Of course that was fun. There’s a section of the film which is alien threats that happened in many movies where a booming voice was broadcast to the earth saying, “You puny, meaningless creatures, we’re going to come and crush you.” There’s always that fear that there’s a superior civilization out there that would think we’re just bugs to be crushed. And I enjoyed a section on ray guns, where we just saw all these different beams and rays that would paralyze or disintegrate [what’s in front of them] and we envisioned these weapons different ways. There’s also a section of the film which is merely space voyages, [illustrating] the isolation of being far from earth, drifting toward a planet or drifting through the stars.

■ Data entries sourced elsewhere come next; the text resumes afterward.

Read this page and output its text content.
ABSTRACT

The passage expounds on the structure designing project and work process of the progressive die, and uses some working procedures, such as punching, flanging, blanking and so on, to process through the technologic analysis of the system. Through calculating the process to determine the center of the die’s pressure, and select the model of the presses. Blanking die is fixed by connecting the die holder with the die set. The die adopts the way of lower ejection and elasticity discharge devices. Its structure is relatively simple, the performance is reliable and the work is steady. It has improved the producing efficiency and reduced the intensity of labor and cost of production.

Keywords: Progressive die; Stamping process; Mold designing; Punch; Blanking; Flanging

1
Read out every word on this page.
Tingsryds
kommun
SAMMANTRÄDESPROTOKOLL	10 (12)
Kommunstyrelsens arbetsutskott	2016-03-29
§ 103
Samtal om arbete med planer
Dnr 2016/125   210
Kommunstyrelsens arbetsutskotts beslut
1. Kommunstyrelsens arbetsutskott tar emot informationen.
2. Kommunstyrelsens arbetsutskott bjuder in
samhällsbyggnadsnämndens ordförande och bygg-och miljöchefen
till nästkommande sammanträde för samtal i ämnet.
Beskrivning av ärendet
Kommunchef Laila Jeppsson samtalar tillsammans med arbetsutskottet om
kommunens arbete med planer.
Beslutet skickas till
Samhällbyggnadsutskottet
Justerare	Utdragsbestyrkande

It’s an eerie, dreamlike state, and I suppose in the audience’s mind, you’re always thinking there’s a fear that we’re far from home, but there’s an anticipation of discovery, which is out there somehow and that’s an appeal which is universal.

The sound is what really ties this together, and I know that’s where this started, but after putting the images together, what was it like to come back to?

Having a foundation in sound, I naturally always see it as a binding element. It’s like glue. That’s the very nature of sound creativity is connecting imagery and enhancing, giving the audience part of the story that the images may not give you. You’re completing the illusion. So as I developed “Behold,” I worked with at individual small scenes at first, not knowing in what order they were going to go and I would often lay down a sound that I had made on a synthesizer as a form of ambient music or I might start with a piece of classical music, which I felt had the right elegance and a timelessness and [would add] coloration emotionally, or sound effects, and I would build imagery often on top. Once you’ve got a synergy between some sounds and music and picture, you go back and forth and keep experimenting, going back to the beginning of a scene and close your eyes, wait a moment, press play, and then just try to feel where you’re going with it. That was done with each individual section of the movie, and then you start putting them together and rearranging things to have a flow and going from quiet to loud and from fast to something slow because you always want to have transitions in pace and thickness of sound and image to make it interesting all the time. It wasn’t a movie trailer [where] nowadays [there’s a] beating of a fist on a table, really with images impacting you in a small space of time. This was not that kind of montage. It’s actually a little more difficult to do something like “Behold” because you’re not relying on sudden impact all the time. It’s more like a symphony.

It was really transporting. And it seems like with the recent TCM Fest experience and this, you’re finding new projects where you can still experiment. Is it fun getting to do a variety of things like this now with all the experience you’ve had?

Well, I’ve done this all my life. I’m known for my sound work primarily, but I was always making films for my own enjoyment, which is how I started out as a teenager. I’m always making montages to music. I’m always fooling around with imagery. Most of these things just get shown at home, and I love doing it. Whether one can make a living doing it constantly, I’m not sure, but I am focusing on that now in this part of my career. I think I’ve said what I wanted to say in feature film work. and I’m returning to my desire to be a filmmaker and a director. I did numerous IMAX films over the years — one was nominated for an Academy Award called “Anything Can Happen,” and “Behold” was a great opportunity because it was something I could do alone as a creator. Obviously, there was help from the museum to clear all the permissions for clips and a lot of people work behind the scenes to make it possible to have these images and [conduct] the technological development to put that theater in and make the projection [work] – “Behold” has six projectors, and the sound system, which many people worked on, including Jim Austin here at Skywalker Sound, so I didn’t do it alone. But the filmmaking part of it, that is putting the images and sound together, was a solo experience.